De nombreuses opérations peuvent être effectuées en grande partie, sinon entièrement, en utilisant uniquement la définition topologique. Il s`agit d`un avantage significatif par rapport à la structure de données vectorielles de CAO ou de spaghetti qui nécessite la dérivation de relations spatiales à partir des données de coordonnées avant que l`analyse puisse être entreprise. En fin de compte, il existe de nombreux modèles de réseau topologique qui peuvent fournir des informations utilisables, mais les trois que nous avons décrits ici: en raison de la dépendance à une série uniforme de pixels carrés, le modèle de données raster est appelé un système basé sur la grille. En règle générale, une seule valeur de données sera affectée à chaque paramètre régional de la grille. Chaque cellule d`un raster porte une valeur unique, qui représente la caractéristique du phénomène spatial à un emplacement désigné par sa ligne et sa colonne. Le type de données de cette valeur de cellule peut être soit entier soit à virgule flottante (chapitre 5 «gestion des données géospatiales», section 5,1 «acquisition de données géographiques»). Alternativement, le graphique raster peut référencer un système de gestion de base de données dans lequel les tables attributaires ouvertes peuvent être utilisées pour associer plusieurs valeurs de données à chaque pixel. L`avancée de la technologie informatique a rendu cette deuxième méthodologie de plus en plus réalisable car les grands ensembles de données ne sont plus contraints par les problèmes de stockage informatique comme ils l`étaient auparavant. Trois types de vecteurs fondamentaux existent dans les systèmes d`information géographique (GISs): points, lignes et polygones (figure 4,8 «points, lignes et polygones»). Objet PointsA de dimension zéro contenant une paire de coordonnées unique. Dans un SIG, les points n`ont que la propriété de l`emplacement. sont des objets de dimension zéro qui ne contiennent qu`une seule paire de coordonnées.
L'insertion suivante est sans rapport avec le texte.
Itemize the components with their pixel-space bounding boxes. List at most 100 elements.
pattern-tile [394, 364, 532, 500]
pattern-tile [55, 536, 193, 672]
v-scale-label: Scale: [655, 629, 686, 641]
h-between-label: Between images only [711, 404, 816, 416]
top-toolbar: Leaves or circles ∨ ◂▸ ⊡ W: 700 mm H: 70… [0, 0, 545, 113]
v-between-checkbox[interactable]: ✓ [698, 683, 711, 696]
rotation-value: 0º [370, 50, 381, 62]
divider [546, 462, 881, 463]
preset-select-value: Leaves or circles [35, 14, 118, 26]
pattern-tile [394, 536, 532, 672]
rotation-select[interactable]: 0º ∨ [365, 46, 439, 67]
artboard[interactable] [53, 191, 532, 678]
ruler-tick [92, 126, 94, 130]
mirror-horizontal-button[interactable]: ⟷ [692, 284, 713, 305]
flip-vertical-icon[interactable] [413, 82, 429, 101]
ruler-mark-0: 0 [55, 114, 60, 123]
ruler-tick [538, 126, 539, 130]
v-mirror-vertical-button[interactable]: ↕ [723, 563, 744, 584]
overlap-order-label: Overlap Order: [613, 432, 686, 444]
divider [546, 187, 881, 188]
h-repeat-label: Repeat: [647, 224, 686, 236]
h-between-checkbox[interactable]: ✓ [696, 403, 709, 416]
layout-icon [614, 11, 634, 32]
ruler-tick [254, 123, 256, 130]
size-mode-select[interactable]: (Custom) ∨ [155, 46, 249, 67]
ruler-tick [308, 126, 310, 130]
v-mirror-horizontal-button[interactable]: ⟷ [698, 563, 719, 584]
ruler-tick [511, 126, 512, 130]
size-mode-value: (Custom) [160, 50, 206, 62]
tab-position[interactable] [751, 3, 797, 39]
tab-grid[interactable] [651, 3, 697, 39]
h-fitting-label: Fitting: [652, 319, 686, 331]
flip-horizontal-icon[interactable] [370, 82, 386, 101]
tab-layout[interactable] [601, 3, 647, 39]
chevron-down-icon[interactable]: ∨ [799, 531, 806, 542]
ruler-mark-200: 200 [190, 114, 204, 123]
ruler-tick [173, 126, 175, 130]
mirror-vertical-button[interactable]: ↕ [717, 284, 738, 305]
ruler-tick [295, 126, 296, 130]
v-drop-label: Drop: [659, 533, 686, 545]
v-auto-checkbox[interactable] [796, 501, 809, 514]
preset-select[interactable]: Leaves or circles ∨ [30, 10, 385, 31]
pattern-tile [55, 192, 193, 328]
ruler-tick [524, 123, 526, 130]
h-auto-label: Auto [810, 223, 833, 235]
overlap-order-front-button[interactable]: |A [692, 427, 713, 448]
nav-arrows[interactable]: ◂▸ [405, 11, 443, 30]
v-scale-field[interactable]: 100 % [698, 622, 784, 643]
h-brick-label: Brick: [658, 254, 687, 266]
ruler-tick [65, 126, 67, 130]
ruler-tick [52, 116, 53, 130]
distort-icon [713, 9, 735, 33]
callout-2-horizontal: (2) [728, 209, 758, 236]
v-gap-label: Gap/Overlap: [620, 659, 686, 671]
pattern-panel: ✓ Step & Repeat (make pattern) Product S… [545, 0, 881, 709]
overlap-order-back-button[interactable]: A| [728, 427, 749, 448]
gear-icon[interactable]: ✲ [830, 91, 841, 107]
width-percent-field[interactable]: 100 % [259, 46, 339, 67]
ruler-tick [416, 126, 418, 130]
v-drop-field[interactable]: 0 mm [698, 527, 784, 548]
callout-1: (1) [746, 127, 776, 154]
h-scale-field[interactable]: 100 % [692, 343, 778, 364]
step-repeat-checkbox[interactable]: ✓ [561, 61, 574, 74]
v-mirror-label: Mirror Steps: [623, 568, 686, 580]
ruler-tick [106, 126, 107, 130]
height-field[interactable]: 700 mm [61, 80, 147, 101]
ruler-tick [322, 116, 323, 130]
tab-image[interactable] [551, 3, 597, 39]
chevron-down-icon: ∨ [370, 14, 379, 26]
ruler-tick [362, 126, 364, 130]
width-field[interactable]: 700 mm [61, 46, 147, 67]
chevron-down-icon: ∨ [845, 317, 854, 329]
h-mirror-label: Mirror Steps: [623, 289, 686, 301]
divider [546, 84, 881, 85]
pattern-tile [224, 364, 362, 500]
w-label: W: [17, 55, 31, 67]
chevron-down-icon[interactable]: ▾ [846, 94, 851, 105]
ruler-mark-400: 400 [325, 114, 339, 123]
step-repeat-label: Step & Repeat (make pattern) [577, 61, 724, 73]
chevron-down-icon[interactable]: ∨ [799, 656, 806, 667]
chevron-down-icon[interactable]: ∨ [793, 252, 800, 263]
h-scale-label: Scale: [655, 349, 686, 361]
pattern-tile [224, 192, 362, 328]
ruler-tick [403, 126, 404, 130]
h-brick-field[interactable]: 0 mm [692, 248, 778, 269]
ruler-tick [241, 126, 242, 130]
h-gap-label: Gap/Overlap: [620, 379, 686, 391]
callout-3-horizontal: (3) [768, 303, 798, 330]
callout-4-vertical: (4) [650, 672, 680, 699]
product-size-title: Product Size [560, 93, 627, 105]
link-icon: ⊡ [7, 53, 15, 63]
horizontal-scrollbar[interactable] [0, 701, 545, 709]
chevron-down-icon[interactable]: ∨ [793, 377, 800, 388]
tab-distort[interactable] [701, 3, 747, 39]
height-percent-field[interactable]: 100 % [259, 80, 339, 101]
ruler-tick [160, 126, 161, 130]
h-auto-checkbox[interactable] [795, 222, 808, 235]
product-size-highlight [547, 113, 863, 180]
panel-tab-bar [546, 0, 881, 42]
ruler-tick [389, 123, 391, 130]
Les points sont généralement utilisés pour modéliser des entités distinctes, telles que des bâtiments, des puits, des pôles de puissance, des emplacements d`échantillonnage, etc. Les points n`ont que la propriété de l`emplacement. D`autres types d`entités ponctuelles incluent le Nodeles points d`intersection où deux arcs ou plus se rencontrent. et le coin vertexA ou un point où les lignes se rencontrent.. Plus précisément, un point est une entité autonome, tandis qu`un nœud est une jonction topologique représentant une paire de coordonnées X, Y commune entre des lignes intersectant et/ou des polygones. Les sommets sont définis comme chaque pli le long d`une entité linéaire ou surfacique qui n`est pas l`intersection de lignes ou de polygones.